The announcement that the government will now be issuing ‘foreign national ID cards’ is another step along a slippery slope. Although initially they will only be issued to foreign nationals entering the country, things will not stop there. A substantial timetable has already been drawn up which could see their universal use by 2018.
It is predicted that this scheme will cost £311mn of taxpayers’ money. Considering that a majority of the population are against the introduction of ID cards this is grotesque misallocation of government money. One of the main arguments for the introduction of these cards is to combat terrorist events such as the 7/7 bombings. But those terrorists were British; they would have been free to travel on any buses around the country with or without ID cards. If a foreign terrorist is determined to kill for his religion, will a piece of laminated plastic really make him think twice?
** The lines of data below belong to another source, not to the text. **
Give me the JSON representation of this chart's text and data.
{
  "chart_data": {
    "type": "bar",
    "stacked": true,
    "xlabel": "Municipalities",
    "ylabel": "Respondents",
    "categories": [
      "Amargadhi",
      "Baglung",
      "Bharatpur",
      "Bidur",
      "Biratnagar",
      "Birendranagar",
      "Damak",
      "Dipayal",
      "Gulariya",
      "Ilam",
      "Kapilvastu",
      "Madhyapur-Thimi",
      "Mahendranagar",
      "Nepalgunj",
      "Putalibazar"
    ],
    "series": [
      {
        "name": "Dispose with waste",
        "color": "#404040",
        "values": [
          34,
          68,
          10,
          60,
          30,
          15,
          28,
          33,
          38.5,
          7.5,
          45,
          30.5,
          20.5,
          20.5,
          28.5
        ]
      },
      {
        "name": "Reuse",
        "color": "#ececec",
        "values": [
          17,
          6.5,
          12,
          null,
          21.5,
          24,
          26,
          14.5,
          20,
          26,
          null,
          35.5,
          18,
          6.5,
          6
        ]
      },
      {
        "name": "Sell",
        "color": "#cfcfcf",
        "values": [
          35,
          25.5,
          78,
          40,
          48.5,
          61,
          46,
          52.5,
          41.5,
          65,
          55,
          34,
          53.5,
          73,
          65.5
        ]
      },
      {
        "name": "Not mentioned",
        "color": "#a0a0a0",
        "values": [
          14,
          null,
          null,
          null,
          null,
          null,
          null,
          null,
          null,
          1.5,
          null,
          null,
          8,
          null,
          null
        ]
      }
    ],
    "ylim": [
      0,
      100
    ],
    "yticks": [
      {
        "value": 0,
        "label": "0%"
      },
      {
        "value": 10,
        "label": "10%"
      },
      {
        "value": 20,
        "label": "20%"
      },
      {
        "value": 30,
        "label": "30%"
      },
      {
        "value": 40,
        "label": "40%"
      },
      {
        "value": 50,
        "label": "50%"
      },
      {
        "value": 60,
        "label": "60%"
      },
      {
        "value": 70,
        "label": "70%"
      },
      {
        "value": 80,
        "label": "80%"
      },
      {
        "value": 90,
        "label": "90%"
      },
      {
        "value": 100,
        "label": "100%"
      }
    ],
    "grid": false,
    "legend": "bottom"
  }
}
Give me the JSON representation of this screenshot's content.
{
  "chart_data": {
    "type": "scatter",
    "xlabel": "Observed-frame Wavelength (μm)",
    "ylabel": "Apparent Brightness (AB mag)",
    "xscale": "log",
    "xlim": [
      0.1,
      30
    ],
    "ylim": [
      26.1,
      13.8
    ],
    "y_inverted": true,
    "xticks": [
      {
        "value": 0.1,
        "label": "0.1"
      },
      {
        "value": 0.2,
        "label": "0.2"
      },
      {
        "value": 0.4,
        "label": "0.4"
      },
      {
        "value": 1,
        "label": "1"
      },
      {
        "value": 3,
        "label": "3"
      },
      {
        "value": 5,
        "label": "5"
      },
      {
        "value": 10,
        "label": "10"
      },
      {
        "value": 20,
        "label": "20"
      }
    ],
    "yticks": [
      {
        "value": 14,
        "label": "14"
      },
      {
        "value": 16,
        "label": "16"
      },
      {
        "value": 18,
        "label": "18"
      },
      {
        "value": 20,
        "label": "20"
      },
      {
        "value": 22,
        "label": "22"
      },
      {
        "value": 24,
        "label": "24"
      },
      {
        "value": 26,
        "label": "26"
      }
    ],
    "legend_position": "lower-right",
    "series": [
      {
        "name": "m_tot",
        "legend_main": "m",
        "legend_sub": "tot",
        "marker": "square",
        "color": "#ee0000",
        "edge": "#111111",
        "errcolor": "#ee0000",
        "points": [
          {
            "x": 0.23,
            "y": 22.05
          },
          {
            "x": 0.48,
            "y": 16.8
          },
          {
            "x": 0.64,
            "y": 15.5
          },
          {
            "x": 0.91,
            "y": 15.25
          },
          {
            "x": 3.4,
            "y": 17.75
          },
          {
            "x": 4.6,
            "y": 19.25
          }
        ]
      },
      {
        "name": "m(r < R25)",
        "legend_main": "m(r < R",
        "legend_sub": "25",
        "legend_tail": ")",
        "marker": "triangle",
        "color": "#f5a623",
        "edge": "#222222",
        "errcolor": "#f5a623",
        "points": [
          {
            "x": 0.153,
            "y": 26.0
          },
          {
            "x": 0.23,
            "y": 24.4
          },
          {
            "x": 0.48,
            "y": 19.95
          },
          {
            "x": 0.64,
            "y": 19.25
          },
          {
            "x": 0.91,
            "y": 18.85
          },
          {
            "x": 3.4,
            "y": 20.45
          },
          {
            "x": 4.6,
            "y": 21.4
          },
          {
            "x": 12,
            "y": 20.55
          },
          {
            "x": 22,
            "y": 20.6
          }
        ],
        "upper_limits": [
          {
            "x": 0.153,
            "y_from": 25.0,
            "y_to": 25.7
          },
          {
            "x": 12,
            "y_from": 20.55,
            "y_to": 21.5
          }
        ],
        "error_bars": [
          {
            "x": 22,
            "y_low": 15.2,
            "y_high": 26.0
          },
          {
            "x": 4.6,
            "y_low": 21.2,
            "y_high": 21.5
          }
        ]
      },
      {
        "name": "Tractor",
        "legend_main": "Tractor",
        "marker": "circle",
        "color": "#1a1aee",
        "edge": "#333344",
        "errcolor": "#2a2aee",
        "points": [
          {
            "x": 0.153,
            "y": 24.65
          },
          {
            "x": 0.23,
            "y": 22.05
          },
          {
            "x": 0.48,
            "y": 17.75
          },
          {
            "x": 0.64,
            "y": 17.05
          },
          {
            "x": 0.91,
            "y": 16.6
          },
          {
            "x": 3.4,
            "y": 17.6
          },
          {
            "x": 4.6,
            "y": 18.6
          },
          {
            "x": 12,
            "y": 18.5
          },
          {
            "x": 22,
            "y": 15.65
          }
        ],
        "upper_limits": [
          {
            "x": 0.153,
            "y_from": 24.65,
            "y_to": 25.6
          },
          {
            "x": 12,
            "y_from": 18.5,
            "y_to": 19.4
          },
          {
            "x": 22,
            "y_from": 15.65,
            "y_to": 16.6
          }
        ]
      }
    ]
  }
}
This is simply an expansion of the surveillance state and another example of poor top-down schemes from an out-of-touch government. Perhaps rather than simply adding another layer of bureaucracy to national security, the government should concentrate on freeing-up the police force with less Whitehall control.
The second main reason for the introduction of these ID cards is that they should help control immigration. But since 2004 there have been falls in the level of net migration into the UK and we have seen waves of past migrants leaving the UK in recent months. Perhaps our over-regulated and stifled labour market isn’t as attractive to migrants as the government thinks.
Personally, I think the government needs to rethink its strategies for combating problems such as national security; clearly generalised and half-blind schemes such as ID cards are not only an injustice on civil liberties, but also a waste of valuable money.